Abstract

In vitro studies of enantioselective metabolism of R-(+)- and S-(-)verapamil (VER) were conducted using human cDNA-expressed CYP3A isoforms, CYP3A4, CYP3A5, and CYP3A7. N-dealkylated products nor-VER [2,8-bis-(3,4-dimethoxyphenyl)-2-isopropyl-6-azaoctanitrile] and D617 [2-(3,4-dimethoxyphenyl)-5-methylamino-2-isopropylvaleronitrile] were the major metabolites for all CYP3A isoforms regardless of enantiomer. Enantioselectivity of CYP3A4 and CYP3A7 was most similar among the three isoforms. This coincides with the degree of homology of amino acids at the active sites and in the total amino acid sequences of the enzymes. Biphasic substrate inhibition was observed for the formation of nor-VER and D617, whereas simple biphasic kinetics were observed for the formation of O-demethylated products for both enantiomers with CYP3A4. The biphasic substrate inhibition was observed only for nor-VER, and simple biphasic kinetics were observed for D617 and O-demethylated products for both enantiomers with CYP3A5. However, with CYP3A7, D617 and O-demethylated products showed typical Michaelis-Menten kinetics, and only nor-VER displayed substrate (monophasic) inhibition.

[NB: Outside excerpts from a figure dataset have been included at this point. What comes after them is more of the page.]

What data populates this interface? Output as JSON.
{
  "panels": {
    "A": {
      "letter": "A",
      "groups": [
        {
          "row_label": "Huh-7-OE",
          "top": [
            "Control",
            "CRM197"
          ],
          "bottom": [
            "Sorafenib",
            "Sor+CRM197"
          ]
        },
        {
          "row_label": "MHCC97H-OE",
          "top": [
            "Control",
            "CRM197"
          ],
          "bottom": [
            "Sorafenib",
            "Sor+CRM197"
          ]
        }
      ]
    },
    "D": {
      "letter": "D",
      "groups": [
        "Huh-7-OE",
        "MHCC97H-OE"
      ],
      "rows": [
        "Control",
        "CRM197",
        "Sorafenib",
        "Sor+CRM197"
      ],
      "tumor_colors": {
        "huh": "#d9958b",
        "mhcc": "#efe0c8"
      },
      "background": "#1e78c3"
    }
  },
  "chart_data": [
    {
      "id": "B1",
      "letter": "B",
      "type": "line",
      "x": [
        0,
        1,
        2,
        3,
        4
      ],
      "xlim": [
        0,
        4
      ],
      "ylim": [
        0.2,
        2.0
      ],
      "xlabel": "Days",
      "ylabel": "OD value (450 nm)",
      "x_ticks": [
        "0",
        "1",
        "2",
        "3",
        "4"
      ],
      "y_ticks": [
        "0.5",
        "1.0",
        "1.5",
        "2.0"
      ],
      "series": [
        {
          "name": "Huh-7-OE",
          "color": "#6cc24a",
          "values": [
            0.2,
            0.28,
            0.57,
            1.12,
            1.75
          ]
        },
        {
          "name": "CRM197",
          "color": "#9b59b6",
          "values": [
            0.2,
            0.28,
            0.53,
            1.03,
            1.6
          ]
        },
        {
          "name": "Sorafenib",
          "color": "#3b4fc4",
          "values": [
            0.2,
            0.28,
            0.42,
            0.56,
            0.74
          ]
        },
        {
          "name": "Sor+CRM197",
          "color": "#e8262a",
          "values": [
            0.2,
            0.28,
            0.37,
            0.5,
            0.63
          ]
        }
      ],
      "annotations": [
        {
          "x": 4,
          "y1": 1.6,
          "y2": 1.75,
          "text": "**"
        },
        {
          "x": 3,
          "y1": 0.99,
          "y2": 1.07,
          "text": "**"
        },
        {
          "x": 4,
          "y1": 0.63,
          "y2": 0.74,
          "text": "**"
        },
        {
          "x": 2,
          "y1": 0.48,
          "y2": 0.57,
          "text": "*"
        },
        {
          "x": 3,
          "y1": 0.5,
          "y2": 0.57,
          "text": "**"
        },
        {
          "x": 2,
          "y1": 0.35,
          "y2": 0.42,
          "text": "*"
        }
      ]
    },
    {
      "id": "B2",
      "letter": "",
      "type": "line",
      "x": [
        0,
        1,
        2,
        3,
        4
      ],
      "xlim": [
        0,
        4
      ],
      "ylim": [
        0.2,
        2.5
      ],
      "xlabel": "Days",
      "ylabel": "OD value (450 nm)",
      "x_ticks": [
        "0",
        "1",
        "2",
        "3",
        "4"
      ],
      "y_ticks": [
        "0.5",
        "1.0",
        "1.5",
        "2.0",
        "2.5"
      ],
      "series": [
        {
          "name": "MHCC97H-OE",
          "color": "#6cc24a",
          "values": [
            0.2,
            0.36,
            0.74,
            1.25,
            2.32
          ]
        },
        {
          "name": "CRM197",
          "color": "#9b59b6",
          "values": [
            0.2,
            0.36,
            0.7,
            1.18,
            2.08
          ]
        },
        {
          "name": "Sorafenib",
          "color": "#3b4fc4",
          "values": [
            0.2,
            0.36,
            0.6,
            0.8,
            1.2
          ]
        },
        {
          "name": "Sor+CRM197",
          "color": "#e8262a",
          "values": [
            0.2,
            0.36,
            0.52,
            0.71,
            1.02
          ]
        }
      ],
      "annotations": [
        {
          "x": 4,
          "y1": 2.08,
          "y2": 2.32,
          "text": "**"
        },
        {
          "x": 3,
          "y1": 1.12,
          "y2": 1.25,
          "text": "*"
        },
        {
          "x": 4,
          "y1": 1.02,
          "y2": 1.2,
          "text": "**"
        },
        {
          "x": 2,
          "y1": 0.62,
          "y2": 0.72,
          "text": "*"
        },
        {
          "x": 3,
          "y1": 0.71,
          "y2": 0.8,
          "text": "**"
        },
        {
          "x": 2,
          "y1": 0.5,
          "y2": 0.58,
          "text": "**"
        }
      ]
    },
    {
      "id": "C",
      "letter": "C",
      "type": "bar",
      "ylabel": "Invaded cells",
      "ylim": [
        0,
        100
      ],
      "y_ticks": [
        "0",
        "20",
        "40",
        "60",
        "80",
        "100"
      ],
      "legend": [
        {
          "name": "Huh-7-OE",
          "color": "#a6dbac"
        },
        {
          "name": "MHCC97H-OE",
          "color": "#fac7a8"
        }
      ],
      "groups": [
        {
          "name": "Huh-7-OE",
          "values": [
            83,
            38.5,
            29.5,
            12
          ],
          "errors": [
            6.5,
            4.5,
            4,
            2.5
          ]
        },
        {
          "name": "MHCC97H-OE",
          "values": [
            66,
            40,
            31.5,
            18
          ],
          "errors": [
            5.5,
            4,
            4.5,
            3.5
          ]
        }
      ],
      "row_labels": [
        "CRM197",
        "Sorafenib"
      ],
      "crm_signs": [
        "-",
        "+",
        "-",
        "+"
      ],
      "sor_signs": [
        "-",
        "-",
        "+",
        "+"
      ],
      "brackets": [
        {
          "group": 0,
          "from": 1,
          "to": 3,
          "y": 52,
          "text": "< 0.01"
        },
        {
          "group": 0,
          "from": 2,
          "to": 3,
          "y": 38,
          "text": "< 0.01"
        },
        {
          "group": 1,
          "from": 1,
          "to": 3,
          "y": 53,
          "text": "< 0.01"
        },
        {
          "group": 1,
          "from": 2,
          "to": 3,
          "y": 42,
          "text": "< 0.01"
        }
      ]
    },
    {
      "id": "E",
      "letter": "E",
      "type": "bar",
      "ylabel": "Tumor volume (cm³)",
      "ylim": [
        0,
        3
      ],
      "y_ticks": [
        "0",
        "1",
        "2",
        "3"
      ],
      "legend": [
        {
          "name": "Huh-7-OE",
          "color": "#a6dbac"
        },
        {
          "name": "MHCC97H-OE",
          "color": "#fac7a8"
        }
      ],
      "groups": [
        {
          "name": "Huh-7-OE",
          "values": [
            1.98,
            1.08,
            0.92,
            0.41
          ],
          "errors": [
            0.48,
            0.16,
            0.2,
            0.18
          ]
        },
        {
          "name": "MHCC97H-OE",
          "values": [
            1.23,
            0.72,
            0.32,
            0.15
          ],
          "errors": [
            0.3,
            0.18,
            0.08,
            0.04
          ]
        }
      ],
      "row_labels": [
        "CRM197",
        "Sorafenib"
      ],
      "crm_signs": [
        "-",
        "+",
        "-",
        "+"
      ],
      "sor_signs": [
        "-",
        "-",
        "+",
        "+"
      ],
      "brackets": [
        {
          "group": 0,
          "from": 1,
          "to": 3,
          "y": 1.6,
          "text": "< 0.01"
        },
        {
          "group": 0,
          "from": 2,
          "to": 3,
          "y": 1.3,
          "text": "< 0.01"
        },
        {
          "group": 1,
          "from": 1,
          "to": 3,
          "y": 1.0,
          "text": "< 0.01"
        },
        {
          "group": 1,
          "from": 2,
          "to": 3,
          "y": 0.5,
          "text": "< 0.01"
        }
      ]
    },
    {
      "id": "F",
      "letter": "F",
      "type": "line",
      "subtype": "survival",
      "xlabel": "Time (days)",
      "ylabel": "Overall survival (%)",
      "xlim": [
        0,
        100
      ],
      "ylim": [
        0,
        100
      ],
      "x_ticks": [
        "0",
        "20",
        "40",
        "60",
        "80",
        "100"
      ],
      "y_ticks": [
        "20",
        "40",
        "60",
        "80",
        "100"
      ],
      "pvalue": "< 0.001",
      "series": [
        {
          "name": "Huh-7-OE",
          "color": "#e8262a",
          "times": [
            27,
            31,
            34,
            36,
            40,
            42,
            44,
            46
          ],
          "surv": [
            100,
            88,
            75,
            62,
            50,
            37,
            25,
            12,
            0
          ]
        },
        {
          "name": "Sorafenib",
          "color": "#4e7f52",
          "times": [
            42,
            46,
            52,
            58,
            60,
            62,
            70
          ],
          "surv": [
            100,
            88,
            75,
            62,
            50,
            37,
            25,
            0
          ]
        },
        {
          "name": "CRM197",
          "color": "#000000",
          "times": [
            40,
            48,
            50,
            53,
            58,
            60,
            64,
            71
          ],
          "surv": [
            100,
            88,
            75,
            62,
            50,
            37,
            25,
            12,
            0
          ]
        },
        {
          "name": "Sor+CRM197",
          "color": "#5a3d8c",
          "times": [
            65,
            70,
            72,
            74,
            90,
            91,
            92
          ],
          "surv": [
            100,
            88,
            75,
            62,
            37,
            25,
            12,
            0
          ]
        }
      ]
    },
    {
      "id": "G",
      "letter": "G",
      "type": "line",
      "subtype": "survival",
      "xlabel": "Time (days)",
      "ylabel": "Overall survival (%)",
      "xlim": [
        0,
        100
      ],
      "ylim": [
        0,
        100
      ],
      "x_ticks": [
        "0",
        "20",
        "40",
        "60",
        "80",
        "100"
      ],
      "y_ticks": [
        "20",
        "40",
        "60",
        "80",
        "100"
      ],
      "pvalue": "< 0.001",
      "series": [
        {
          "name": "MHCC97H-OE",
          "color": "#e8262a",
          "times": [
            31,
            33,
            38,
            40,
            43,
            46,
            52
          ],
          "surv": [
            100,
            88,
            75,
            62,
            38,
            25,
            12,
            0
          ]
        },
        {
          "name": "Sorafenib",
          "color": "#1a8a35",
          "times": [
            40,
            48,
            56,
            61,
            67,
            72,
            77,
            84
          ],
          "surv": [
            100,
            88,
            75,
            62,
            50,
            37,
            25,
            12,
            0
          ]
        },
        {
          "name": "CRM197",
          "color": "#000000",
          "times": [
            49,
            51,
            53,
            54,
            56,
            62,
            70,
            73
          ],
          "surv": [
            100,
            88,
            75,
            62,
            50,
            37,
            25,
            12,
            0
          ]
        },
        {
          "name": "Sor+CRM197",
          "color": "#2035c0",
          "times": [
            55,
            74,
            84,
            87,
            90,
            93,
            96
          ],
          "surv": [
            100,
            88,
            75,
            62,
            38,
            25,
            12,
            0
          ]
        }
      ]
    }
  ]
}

When metabolic rates of VER were determined in the presence of three different effectors, midazolam, testosterone, and nifedipine, activation, inhibition, or activation and inhibition of VER metabolism was observed depending on the enantiomers, metabolites, effectors, and cytochrome P450 isoforms. Addition of anti-CYP3A4 antibody inhibited formation of all metabolites for both CYP3A4 and CYP3A5. The atypical phenomena (biphasic substrate inhibition, activation, and inhibition depending on product formation) of VER kinetics could be adequately explained by introducing the concept of steric interaction into a two binding-site model.